While gangs were difficult to infiltrate, Lochner said inmates had told him they worried about “loose talk” from their girlfriends.

Zinn, who was Lochner’s co-ordinator in the study, said: “They told him that is the person they are most scared of, because most of them share a lot of information with their girlfriends. If they go into hiding they will take their girlfriends along. In some of these instances girlfriends will get to know the other robbers. This kind of person will be of very high value as an informer.”

Lochner suggested that police should consider recruiting the robbers as informants while they were in prison.

The industry said it was working hard to combat the surge in heists.

“All stakeholders, including private cash services companies, the authorities and the public are pulling together to help make the transport of money safer,” said Mark Barrett, SBV Services Group chief executive, in relation to the Burgersfort incident.

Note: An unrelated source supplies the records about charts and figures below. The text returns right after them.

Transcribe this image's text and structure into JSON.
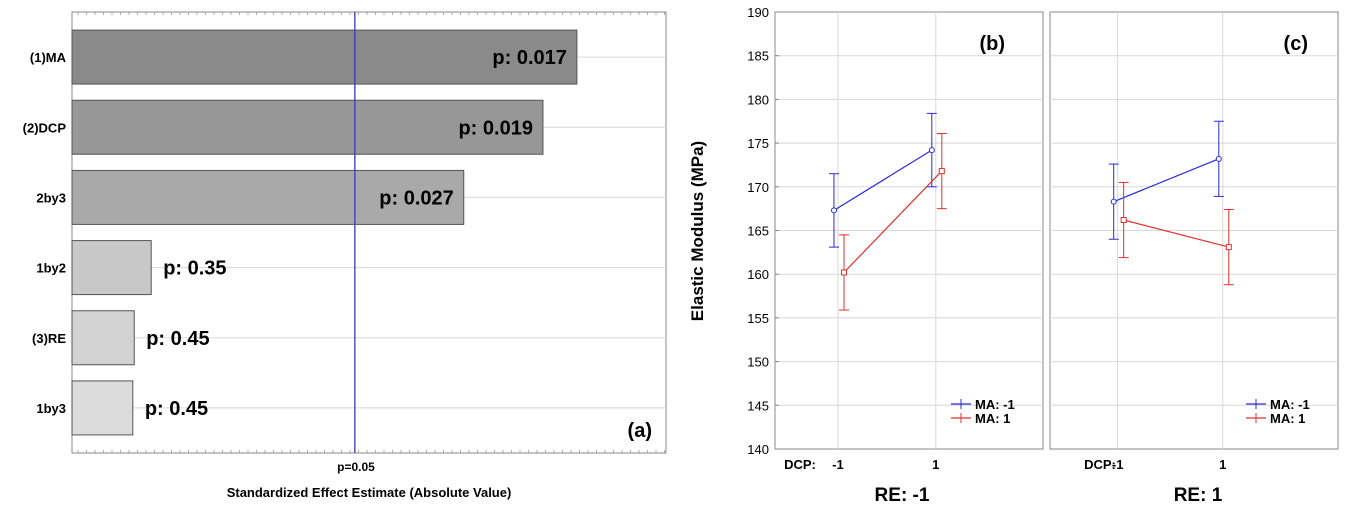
{
  "chart_data": [
    {
      "panel_label": "(a)",
      "type": "bar",
      "orientation": "horizontal",
      "xlabel": "Standardized Effect Estimate (Absolute Value)",
      "reference_label": "p=0.05",
      "reference_value": 2.0,
      "xlim": [
        0,
        4.2
      ],
      "categories": [
        "(1)MA",
        "(2)DCP",
        "2by3",
        "1by2",
        "(3)RE",
        "1by3"
      ],
      "values": [
        3.57,
        3.33,
        2.77,
        0.56,
        0.44,
        0.43
      ],
      "bar_labels": [
        "p: 0.017",
        "p: 0.019",
        "p: 0.027",
        "p: 0.35",
        "p: 0.45",
        "p: 0.45"
      ],
      "bar_colors": [
        "#8a8a8a",
        "#979797",
        "#a9a9a9",
        "#c8c8c8",
        "#d2d2d2",
        "#dcdcdc"
      ]
    },
    {
      "panel_label": "(b)",
      "type": "line",
      "ylabel": "Elastic Modulus (MPa)",
      "ylim": [
        140,
        190
      ],
      "yticks": [
        "140",
        "145",
        "150",
        "155",
        "160",
        "165",
        "170",
        "175",
        "180",
        "185",
        "190"
      ],
      "x_prefix": "DCP:",
      "x": [
        "-1",
        "1"
      ],
      "bottom_label": "RE: -1",
      "series": [
        {
          "name": "MA: -1",
          "color": "#2b2bd6",
          "values": [
            167.3,
            174.2
          ],
          "err": [
            4.2,
            4.2
          ]
        },
        {
          "name": "MA: 1",
          "color": "#e03030",
          "values": [
            160.2,
            171.8
          ],
          "err": [
            4.3,
            4.3
          ]
        }
      ]
    },
    {
      "panel_label": "(c)",
      "type": "line",
      "ylim": [
        140,
        190
      ],
      "x_prefix": "DCP:",
      "x": [
        "-1",
        "1"
      ],
      "bottom_label": "RE: 1",
      "series": [
        {
          "name": "MA: -1",
          "color": "#2b2bd6",
          "values": [
            168.3,
            173.2
          ],
          "err": [
            4.3,
            4.3
          ]
        },
        {
          "name": "MA: 1",
          "color": "#e03030",
          "values": [
            166.2,
            163.1
          ],
          "err": [
            4.3,
            4.3
          ]
        }
      ]
    }
  ]
}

Anti-crime activist Yusuf Abramjee, who was raising awareness about cash-in-transit heists, believed it was the public’s duty to come forward with any information they might have about these crimes.

Lochner, however, believed with the right will, the robberies could be stopped.

“Look at the Boeremag case - within a year the SAPS managed to infiltrate the group with agents.

“An agent is a police official that is stripped of his identity, assumes another role and then infiltrates the criminal target. In Afrikaans there is a saying, waar ’* wil is, is ’* weg (where there’s a will, there’s a way). Appoint people according to their abilities.”